Several limitations should be acknowledged. The limited sample size and single-batch design restrict the generalizability of the findings, and the mechanistic relationships between specific metabolites and antioxidant responses warrant further verification using targeted assays. Future studies incorporating expanded sample sets, multi-omics platforms, and sensory evaluation will be essential for establishing comprehensive models of how processing modulates ZSS composition and function.
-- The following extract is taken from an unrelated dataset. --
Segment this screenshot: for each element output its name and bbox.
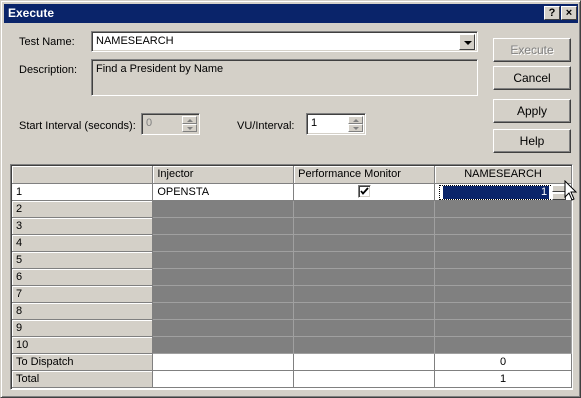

Such work will help advance scientific, standardized processing protocols and contribute to the rational development of plant-derived functional oils.

Author Contributions

Conceptualization, X.O., H.L. and D.H.; methodology, X.S.; software, X.O. and X.S.; validation, C.Z., M.L. and R.H.; formal analysis, X.O.; investigation, X.S.; resources, C.Z.; data curation, M.L. and R.H.; writing—original draft preparation, X.O. and D.H.; writing—review and editing, H.L., D.H. and G.Z.; visualization, G.Z.; supervision, H.L.; project administration, H.L., D.H. and G.Z.; funding acquisition, H.L., D.H. and G.Z. All authors have read and agreed to the published version of the manuscript.

Funding

This research was funded by Hunan Provincial Natural Science Foundation (2024JJ7358, 2025JJ90014), Postgraduate Research and Innovation Project of Hunan Province (CX20251186) and Postgraduate Research and Innovation Projects of Hunan University of Chinese Medicine (2025CX072, 2025CX173).

Institutional Review Board Statement

Not applicable.

Data Availability Statement

The original contributions presented in this study are included in this article; further inquiries can be directed to the corresponding authors.

Conflicts of Interest

The authors declare no conflicts of interest.